A standardized, certified approach for financial APIs is necessary to further open banking initiatives throughout the globe. Without one, it’s difficult to deliver the reliability, repeatability and security required to adhere to open banking rollout schedules worldwide.
That’s why it’s welcome news that the OpenID Foundation’s Financial-grade API (FAPI) Working Group recently announced the publication of final versions of their 1.0 security profiles. This marks an important milestone in the ongoing journey of codifying implementation and deployment guidelines for open API access with enhanced security utilizing the OAuth family of specifications.

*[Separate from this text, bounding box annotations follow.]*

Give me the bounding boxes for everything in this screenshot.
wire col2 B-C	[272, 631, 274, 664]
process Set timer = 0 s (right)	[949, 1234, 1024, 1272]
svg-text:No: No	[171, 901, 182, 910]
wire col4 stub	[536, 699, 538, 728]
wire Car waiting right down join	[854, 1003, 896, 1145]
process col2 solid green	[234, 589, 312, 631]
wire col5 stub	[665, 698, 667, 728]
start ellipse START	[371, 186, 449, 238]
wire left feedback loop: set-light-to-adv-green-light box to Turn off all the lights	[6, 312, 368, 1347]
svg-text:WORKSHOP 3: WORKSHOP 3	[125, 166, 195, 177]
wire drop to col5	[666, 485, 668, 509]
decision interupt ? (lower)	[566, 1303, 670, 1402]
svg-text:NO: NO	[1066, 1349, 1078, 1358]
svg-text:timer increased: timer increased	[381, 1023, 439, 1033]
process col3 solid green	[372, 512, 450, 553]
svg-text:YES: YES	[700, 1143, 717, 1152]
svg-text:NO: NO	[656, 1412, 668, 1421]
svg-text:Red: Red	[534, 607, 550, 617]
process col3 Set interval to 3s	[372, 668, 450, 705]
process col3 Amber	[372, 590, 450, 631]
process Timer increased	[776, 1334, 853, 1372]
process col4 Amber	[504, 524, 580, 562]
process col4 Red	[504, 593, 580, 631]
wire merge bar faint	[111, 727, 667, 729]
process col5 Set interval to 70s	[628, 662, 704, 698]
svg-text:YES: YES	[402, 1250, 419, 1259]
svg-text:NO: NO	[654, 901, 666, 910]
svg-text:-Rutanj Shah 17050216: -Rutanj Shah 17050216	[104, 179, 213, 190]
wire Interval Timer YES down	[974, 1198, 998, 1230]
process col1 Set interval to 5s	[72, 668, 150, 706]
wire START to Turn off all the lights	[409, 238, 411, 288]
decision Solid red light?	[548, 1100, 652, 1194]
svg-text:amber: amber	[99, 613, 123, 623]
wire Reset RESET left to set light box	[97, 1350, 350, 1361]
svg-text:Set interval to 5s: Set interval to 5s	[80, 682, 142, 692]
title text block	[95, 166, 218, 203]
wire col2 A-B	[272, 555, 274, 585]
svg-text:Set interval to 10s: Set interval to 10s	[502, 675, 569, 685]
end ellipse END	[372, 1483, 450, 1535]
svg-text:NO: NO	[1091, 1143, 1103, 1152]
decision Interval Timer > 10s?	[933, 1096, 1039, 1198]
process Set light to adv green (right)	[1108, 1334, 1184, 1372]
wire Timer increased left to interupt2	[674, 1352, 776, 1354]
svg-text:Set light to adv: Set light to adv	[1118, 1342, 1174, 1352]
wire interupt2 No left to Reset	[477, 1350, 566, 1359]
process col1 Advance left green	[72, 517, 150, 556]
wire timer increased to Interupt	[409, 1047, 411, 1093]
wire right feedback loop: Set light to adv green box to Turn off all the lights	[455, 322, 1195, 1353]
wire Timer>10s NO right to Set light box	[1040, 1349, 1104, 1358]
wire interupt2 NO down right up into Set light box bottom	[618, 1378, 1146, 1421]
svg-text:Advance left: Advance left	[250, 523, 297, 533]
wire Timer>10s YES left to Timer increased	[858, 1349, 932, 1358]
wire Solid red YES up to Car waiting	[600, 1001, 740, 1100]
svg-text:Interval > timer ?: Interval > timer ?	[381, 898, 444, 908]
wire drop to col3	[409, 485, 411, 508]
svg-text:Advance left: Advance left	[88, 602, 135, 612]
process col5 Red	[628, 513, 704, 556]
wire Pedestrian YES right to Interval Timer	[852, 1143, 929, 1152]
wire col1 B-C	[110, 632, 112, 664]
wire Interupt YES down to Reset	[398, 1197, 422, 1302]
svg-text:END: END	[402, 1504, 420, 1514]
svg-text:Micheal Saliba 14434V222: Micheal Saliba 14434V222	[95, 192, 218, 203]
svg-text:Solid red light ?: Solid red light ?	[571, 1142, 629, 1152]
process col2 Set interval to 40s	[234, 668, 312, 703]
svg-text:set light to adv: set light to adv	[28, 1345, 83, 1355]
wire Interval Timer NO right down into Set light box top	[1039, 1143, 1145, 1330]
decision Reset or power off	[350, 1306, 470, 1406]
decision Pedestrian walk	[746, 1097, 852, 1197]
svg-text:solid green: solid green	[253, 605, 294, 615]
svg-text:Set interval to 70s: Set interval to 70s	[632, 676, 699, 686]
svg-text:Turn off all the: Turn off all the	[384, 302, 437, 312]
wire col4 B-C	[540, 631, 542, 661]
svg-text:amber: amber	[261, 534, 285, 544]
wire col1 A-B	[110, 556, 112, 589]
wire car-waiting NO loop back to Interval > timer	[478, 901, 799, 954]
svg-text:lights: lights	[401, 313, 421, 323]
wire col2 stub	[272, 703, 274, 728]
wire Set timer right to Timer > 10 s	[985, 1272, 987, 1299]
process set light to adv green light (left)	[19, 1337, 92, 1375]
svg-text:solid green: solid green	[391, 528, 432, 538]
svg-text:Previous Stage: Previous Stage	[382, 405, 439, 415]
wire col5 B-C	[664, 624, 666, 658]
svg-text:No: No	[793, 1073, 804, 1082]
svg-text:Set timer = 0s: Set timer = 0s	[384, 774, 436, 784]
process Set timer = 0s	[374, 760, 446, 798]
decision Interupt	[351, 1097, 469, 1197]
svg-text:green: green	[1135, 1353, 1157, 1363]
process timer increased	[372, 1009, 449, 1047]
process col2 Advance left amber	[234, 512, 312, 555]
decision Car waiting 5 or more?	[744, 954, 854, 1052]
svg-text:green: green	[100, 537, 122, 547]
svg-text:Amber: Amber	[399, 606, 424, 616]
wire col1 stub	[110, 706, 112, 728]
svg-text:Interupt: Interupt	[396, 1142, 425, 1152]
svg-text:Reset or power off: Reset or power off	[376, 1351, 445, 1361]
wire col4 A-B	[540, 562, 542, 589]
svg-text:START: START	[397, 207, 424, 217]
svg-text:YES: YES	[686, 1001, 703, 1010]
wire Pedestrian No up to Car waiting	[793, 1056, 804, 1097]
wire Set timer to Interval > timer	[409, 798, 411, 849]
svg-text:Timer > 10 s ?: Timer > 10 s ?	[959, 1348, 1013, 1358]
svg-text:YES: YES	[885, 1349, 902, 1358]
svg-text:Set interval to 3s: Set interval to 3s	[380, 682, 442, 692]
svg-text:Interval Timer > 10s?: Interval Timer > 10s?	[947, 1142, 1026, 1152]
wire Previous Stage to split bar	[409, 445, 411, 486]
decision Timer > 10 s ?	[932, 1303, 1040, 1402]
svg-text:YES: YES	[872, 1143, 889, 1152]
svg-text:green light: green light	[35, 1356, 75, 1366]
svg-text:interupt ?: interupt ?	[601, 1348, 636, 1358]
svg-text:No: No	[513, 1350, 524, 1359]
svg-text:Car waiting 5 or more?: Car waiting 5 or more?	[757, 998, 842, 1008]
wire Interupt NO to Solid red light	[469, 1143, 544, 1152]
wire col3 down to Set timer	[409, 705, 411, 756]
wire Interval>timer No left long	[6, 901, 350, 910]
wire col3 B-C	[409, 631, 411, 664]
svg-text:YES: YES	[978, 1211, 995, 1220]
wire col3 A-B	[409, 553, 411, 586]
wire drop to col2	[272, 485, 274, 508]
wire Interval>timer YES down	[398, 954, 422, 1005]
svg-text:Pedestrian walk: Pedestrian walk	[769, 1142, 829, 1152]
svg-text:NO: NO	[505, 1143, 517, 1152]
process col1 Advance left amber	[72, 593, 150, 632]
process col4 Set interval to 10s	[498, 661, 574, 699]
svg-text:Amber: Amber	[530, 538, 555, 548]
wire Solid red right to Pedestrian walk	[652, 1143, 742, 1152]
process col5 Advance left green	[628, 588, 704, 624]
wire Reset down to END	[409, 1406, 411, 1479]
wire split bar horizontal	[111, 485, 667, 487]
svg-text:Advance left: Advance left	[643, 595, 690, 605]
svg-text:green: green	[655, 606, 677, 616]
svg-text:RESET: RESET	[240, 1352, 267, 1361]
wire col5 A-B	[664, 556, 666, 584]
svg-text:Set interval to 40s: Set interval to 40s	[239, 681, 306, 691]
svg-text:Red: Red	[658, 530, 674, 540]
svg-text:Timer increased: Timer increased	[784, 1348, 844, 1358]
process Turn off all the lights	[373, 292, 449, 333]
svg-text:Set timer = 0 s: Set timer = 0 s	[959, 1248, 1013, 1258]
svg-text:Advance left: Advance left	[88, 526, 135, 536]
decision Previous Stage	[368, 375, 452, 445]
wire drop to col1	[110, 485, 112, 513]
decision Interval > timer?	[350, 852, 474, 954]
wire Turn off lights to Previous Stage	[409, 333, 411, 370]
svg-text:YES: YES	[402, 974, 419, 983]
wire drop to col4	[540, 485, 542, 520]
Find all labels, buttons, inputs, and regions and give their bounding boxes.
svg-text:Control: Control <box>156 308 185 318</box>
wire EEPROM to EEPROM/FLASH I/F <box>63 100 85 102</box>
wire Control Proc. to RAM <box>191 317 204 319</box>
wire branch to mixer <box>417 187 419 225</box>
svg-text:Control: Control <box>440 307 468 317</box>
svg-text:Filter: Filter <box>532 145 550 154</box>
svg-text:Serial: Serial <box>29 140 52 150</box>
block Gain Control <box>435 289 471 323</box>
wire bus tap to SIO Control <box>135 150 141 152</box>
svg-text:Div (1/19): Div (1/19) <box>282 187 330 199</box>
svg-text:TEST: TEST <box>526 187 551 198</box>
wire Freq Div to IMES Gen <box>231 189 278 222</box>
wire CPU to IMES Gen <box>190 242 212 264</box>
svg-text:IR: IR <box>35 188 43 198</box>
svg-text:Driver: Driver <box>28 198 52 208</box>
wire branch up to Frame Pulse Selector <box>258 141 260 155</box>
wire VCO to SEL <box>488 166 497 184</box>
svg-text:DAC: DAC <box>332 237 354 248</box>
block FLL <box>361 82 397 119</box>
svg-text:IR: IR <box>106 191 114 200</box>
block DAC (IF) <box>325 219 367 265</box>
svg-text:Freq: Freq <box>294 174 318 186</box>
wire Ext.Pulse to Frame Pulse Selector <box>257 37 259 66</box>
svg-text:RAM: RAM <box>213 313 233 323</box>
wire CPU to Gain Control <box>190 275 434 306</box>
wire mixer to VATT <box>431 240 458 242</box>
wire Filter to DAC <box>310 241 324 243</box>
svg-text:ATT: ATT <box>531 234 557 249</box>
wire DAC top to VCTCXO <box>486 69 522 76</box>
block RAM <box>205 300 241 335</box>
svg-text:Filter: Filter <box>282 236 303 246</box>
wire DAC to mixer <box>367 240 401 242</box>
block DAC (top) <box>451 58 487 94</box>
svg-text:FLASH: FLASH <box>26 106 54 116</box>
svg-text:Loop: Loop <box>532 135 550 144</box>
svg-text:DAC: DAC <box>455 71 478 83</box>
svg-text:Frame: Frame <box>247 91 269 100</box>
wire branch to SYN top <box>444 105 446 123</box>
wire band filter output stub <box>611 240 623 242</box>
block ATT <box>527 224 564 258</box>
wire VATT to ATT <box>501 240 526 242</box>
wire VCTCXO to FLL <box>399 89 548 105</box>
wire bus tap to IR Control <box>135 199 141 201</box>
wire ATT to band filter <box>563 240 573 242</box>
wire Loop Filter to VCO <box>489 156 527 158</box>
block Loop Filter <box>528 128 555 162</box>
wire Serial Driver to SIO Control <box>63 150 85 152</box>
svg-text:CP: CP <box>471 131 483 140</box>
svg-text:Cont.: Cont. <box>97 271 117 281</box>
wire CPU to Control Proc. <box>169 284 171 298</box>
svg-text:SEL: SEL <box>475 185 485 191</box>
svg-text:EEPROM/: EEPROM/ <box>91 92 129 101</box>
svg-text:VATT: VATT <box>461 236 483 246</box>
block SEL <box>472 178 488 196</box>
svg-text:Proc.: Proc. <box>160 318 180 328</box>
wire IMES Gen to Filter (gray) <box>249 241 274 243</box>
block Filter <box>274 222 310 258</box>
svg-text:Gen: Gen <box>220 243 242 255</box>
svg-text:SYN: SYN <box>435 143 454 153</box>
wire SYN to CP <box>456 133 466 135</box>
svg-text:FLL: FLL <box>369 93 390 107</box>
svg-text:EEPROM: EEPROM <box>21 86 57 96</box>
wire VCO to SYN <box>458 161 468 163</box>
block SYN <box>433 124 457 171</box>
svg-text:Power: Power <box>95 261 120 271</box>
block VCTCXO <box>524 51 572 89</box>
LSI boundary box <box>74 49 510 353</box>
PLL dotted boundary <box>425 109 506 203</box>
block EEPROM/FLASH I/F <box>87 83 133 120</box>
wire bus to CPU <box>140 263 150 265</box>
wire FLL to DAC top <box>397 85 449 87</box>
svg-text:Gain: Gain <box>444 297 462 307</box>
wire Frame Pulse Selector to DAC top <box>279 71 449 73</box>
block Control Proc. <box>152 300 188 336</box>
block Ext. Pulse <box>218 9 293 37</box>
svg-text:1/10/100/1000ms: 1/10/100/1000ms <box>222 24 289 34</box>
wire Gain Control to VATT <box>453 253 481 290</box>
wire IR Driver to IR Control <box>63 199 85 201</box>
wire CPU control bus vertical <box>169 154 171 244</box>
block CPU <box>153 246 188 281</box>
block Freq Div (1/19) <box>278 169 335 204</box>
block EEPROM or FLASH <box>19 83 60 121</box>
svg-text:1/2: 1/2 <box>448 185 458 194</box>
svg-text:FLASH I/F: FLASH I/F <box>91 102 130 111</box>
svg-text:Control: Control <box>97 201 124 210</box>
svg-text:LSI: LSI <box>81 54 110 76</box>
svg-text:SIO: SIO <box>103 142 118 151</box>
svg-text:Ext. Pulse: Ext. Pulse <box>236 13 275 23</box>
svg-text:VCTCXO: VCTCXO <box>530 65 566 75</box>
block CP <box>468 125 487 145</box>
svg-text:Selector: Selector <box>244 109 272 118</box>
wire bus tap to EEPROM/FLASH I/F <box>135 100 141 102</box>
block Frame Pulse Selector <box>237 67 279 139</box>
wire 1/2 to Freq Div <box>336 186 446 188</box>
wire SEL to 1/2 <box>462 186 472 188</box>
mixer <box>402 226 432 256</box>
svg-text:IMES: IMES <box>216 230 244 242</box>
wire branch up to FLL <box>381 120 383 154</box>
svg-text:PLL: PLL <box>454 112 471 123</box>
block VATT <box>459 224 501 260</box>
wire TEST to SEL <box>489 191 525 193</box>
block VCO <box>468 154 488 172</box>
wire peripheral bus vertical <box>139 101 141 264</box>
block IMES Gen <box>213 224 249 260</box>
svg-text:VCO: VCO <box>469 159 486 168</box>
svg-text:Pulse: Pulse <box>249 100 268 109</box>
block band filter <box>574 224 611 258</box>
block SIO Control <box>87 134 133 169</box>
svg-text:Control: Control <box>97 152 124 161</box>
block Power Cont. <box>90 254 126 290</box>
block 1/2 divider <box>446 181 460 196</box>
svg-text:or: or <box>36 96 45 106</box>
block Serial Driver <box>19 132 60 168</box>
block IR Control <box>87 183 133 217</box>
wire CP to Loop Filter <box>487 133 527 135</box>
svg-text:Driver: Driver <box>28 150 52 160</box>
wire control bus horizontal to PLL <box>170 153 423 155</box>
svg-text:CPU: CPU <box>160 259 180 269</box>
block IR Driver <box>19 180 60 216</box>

Nat Sakimura, co-chair of the FAPI WG, after accepting an industry award for related work at 2018 Identiverse.
The Beginnings of FAPI
I first heard about FAPI in 2015 or 2016 at an OpenID Foundation Workshop hosted somewhere between San Jose and San Francisco in a nondescript conference room on some huge corporate campus. I listened to Nat Sakimura introduce the working group and its lofty goals of replacing user password replay and screen scraping in the financial sector with standardized, secure, delegated API access. My reaction at the time was twofold: I thought the name was pretty terrible, and I was skeptical (my default stance on most things) that the whole effort would gain much traction.
I still think I was right about the name—it is shorthand for “Financial API” but the sound of “FAPI” when said out loud is simultaneously silly and unseemly. To this day, I still cringe a little bit whenever I hear or say it. But the acronym is here to stay, and even survived a rename of the group from “Financial API” to “Financial-grade API.”
It turns out, however, that my skepticism about the future interest and applicability of the work was unfounded. Things didn’t play out exactly as anticipated, as the financial API standards themselves never materialized. Instead, the working group’s efforts focused on producing security profiles, which were suitable not only for financial transactions but also applicable to higher-value API security in other industries and ecosystems. (Hence the “-grade” part being added to the name.)
And although it didn’t unfold quite like predicted, I’m still struck by Nat’s foresight in convening the FAPI work ahead of a latent need that would be borne out in the years to come by open banking and other open API initiatives emerging around the world.
OpenID Foundation Workshops typically feature this kind of red carpet welcome, although this may not have been the particular meeting where I first learned of FAPI.
The Finalized FAPI 1.0 Security Profile
There’s a lot going on in the FAPI working group, including a CIBA security profile, the often overlooked JARM draft and some forward-looking work. The finalized 1.0 security profile, however, is particularly impactful right now and has already seen substantial adoption around the globe.
The security profile is made up of two parts, Baseline and Advanced, where the latter builds on the former with successive requirements. The split is unfortunate because the baseline is rarely, if ever, used on its own. So, for the most part, you can think about them as a single thing: FAPI 1.0.
In essence, it adds these security requirements to classic OAuth:
Despite looking pretty simple when broken down to a few bullet points like that, FAPI 1.0 has some very rough edges. Signed authorization requests are complicated by having been historically specified in both the IETF and OpenID Foundation, with some missing pieces and differences between the two. Mutual-TLS is useful but can be quite cumbersome (to put it politely). And while using the ID token as a detached signature to secure the authorization response makes some pragmatic sense, it is really a misuse of the ID token.
The ID token is intended to convey identity for sign-on for the security profile that is otherwise only about API access—a layering violation that has been cause for confusion and complexity. Although there’s a lot of value in FAPI 1.0, it is somewhat inaccessible to organizations without significant resources and specific expertise.
Aiming to make things more accessible, work on FAPI 2.0 was well underway before 1.0 went final. It’s still in draft and will take some time, as these things do. Furthermore, there’s little doubt the competing versions will cause some confusion, which this FAQ endeavors to mitigate. But I view the general direction of FAPI 2.0 as a major positive overall. With the benefit of hindsight, experience and some new specs and best practices to work with, FAPI 2.0 and its Baseline profile in particular look poised to be a significant improvement over the predecessor.
The FAPI 2.0 Baseline profile provides roughly equivalent security properties to the Advanced profile of FAPI 1.0, but achieves it in a simpler, more straightforward way. Notably, PAR and PKCE obviate the need for signatures on the authorization request and response, a major simplification that allows OpenID Connect to step out of the picture entirely. The option of DPoP for sender-constrained access tokens allows for the profile requirements to be met with application layer constructs, removing another big barrier to deployment accessibility.
There’s more work under the FAPI 2.0 umbrella, including a detailed threat model, an advanced profile that aims to provide nonrepudiation by adding a signature to just about everything, and a grant management draft that endeavors to give the client more predictable interoperable control over and visibility into its grants at the authorization server. But for now, the relative simplicity and value of the FAPI 2.0 Baseline security profile is the most exciting development, and I look forward to this next stage of the working group’s efforts.